The theoretical part is researched through extensive reading and writing, and becomes operational through drawing and model-making. The practice is not an illustration of the theory, nor is the theory a result of the practice. Both parts exist autonomously within the research, complementing each other, producing fertile echoes between them.

Theory. The Memory of Architecture

The theoretical framework investigates three modalities of space-time, interrelates their fundamental qualities and traces how they inform the human condition. As language allows us to collectively construct, think and alter conceptions of time and space, architecture - understood as a human artefact - is at work at the heart of these conceptualizations. Architecture is put forward as a means of exploring these existential questions.

Our here is at once a place and a time, the immediate environment of the individual and forms the now in which the individual can act. There can be understood as 'everything that lies next to the here and now' (Verschaffel, 2016), and allows for what will happen, to happen or for what happened, to have happened. Finally, elsewhere is understood as the qualitative potential of the here.

Specifically, the research delves into three architectural types: the tomb, the ruin and the model as architectural embodiments of different conceptions of space-time. 'If being equals life, then death becomes unthinkable' (Derrida, 1975) is what the tomb, an opaque, inaccessible space tells us: death has always been at the core of life. The ruin, as a document of the past, stripped of all its contents, can be understood as architecture turning itself inside out. The model, a miniaturization of the object that suspends the diachronic sense of the here, establishes and obliterates simultaneously the relationship between space and body. Central to these topics is the question of memory.

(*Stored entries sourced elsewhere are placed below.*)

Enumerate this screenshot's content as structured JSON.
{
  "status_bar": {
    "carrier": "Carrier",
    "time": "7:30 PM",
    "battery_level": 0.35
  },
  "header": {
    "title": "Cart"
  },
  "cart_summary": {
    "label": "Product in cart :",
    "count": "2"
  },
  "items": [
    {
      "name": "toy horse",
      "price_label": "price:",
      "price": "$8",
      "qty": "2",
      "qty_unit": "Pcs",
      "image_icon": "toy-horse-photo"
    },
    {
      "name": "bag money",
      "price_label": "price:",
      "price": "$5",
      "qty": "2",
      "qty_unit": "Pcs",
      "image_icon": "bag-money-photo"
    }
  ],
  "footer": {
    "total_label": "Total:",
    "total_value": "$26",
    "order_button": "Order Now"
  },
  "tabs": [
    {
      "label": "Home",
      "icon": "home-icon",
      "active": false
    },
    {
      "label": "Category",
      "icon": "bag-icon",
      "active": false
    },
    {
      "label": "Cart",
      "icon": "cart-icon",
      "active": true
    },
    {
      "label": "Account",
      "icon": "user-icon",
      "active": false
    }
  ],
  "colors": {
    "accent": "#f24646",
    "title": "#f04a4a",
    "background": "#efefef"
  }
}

Practice. The Architecture of Memory

A series of Surviving Memory projects in Chalatenango, northern El Salvador, serve as design explorations and constructive realisations. Amongst them, massacre and commemoration sites Las Aradas, El Higueral and La Laguna Seca, as well as memory museums in Las Vueltas and Arcatao form a series of designs that allow to delve deeper into the question of how the memory of the place and its people crystallizes into an architectural design. A specific perspective tries to understand the variety of the uses, how these places seem to oscillate between the universal and the specific, between the sacred and the profane.

The way of considering these architectural projects is twofold. The research traces how memory is situated and understood, how it articulates the places and commemorations, and how it functions when survivors and community members speak about the past, present and future. This is complemented by retracing how memory becomes operational in the designs and the construction of the specific projects.